Без права на помилование | страница 32
В общем, грязные слова, сказанные прапорщиком Станиславом Сирко по отношению к родной матери, Саня вполне мог отнести и в адрес Марины...
Но как ни естественно было такое объяснение странного поведения Сани, Иван Иванович инстинктивно чувствовал, что есть и другая, тщательно скрываемая обоими драчунами причина. Она-то и была главной... если... такая вообще существовала.
— Так что, хочешь познакомиться с одним из мест лишения свободы? — спросил он сына.
— Хочу! — выкрикнул тот, сверкая по-рысьи черными глазами. — Хочу сидеть с ним в одной камере! — показал он на своего дружка.
— Камера существует только в следственном изоляторе, — ответил Иван Иванович. — А вы будете отбывать наказание в колонии. Там — обычные общежития, только с ограниченной зоной передвижения. Но соучастников расселяют подальше друг от друга, — пояснил он не без издевки, понимая, что только такой тон может как-то встряхнуть Саню, вывести его из состояния транса.
Но на сына ничего не подействовало.
— Не все ли равно?! — выкрикнул он. — Камера... Общежитие с ограниченной зоной передвижения! Тюрьма и есть тюрьма!
— Прости ему, — вдруг обратился дежурный к неистовствовавшему Сане. — Хотя бы во имя... Петра Федоровича: вызвали сына к умирающему отцу, а мы их разлучим. Это не по-человечески... И на себя не возводи напраслины.

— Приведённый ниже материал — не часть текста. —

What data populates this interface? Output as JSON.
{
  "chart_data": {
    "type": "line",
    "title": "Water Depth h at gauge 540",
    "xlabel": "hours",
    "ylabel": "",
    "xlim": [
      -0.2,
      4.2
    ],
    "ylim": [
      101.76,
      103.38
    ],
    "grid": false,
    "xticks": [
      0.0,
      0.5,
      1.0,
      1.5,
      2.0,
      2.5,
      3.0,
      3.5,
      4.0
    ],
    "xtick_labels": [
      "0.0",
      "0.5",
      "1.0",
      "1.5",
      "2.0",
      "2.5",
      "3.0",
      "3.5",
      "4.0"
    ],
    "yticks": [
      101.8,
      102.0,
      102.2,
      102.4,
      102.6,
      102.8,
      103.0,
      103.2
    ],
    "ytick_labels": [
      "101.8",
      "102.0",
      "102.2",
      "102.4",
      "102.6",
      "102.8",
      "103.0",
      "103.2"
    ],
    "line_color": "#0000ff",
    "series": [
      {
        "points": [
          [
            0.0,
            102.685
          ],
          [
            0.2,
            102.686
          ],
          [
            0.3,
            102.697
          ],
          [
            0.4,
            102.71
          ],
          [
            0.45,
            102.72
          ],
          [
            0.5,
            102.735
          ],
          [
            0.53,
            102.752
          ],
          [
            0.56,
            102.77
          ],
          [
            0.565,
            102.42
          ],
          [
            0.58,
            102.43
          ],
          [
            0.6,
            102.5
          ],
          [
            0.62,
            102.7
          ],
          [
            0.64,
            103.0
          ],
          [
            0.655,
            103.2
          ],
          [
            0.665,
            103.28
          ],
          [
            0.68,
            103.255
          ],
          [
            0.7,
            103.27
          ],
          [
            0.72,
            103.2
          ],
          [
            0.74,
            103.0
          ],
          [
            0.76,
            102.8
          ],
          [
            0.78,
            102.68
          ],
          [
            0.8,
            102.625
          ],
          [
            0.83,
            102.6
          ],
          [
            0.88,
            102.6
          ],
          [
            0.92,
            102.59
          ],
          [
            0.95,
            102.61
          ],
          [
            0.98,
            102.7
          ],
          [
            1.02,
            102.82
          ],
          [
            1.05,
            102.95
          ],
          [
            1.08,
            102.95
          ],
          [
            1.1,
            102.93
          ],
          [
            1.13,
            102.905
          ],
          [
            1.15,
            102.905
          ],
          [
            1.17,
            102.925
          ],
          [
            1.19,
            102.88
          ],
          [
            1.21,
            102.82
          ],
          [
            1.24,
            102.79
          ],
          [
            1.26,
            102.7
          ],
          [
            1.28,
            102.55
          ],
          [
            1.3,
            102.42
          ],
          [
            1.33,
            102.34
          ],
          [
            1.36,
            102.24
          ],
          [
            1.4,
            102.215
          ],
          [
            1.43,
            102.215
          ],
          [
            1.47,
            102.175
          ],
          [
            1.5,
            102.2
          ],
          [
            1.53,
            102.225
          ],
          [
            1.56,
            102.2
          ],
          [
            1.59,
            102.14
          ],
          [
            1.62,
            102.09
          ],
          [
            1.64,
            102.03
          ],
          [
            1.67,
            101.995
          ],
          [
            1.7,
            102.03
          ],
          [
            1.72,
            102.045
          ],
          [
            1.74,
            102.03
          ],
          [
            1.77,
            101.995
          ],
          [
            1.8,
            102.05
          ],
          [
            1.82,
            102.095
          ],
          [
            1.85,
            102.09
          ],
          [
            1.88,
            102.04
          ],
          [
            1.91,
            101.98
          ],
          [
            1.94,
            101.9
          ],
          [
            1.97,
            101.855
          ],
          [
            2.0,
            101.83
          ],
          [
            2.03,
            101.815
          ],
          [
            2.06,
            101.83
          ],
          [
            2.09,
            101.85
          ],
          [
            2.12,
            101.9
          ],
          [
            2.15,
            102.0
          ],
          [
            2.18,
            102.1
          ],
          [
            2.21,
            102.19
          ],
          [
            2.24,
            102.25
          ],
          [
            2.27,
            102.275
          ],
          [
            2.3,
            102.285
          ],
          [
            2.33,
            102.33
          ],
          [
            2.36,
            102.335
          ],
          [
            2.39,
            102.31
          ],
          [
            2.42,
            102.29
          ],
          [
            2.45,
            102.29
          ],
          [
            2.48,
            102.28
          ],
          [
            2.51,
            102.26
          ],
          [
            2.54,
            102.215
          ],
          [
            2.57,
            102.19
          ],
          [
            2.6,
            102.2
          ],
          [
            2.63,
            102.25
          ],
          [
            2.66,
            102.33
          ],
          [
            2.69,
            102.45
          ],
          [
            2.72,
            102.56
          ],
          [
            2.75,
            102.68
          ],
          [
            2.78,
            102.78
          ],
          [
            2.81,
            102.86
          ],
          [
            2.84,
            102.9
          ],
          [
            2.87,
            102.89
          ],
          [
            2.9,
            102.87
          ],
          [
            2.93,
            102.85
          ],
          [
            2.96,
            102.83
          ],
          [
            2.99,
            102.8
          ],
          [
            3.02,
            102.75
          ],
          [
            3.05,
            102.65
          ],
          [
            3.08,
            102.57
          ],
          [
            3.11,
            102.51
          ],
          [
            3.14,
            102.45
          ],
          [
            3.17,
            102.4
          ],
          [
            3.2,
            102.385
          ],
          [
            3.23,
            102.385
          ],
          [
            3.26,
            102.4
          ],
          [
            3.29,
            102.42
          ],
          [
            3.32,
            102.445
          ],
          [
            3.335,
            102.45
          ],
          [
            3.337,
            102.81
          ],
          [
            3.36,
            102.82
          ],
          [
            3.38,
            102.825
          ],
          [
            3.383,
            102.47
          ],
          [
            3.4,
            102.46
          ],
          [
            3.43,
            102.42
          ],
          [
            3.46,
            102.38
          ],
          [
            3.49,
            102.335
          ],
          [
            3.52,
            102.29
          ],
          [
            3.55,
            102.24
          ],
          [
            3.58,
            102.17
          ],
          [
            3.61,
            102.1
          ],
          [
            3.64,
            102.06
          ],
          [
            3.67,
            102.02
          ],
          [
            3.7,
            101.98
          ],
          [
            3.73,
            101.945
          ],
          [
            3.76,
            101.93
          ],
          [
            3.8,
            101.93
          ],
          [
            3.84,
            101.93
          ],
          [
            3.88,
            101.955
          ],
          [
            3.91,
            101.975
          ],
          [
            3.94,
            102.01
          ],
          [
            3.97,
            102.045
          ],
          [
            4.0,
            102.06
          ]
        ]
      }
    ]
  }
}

И Саня обмяк, опустил глаза, спрятал их. Напоминание о Петре Федоровиче проняло его.
Петр Федорович одним из первых помог отвергнутому сыну Гришки Ходана обрести чувство веры в человека. Председатель колхоза уговорил директора школы, тот проэкзаменовал талантливого ученика и добился, чтобы Саню из третьего класса перевели в пятый. Это была моральная победа Саньки и над самим собой, над чувством неполноценности, и над всем злым, что оставил после себя Григорий Ходан. И вот теперь, когда Петр Федорович стоит, можно сказать, одной ногой в могиле, Санька (Александр Иванович Орач), без пяти минут кандидат наук, готов нанести ему жесточайшую обиду.
Иван Иванович был, убежден, что Саня образумится. Но тот стоял, насупившись и молчал. Долго молчал. Наконец спросил как-то осторожно, вполголоса:
— А как же быть с правдой? Разве не ты, отец, говорил мне, что правда на свете одна и перед нею все равны. А здесь два коммуниста со стажем, — он показал на Ивана Ивановича и на старшего лейтенанта, дежурного райотдела, — стараются перелицевать ее и приспособить к своей потребности, а нас убедить, что этот вывертыш и есть истина, которой надо поклоняться!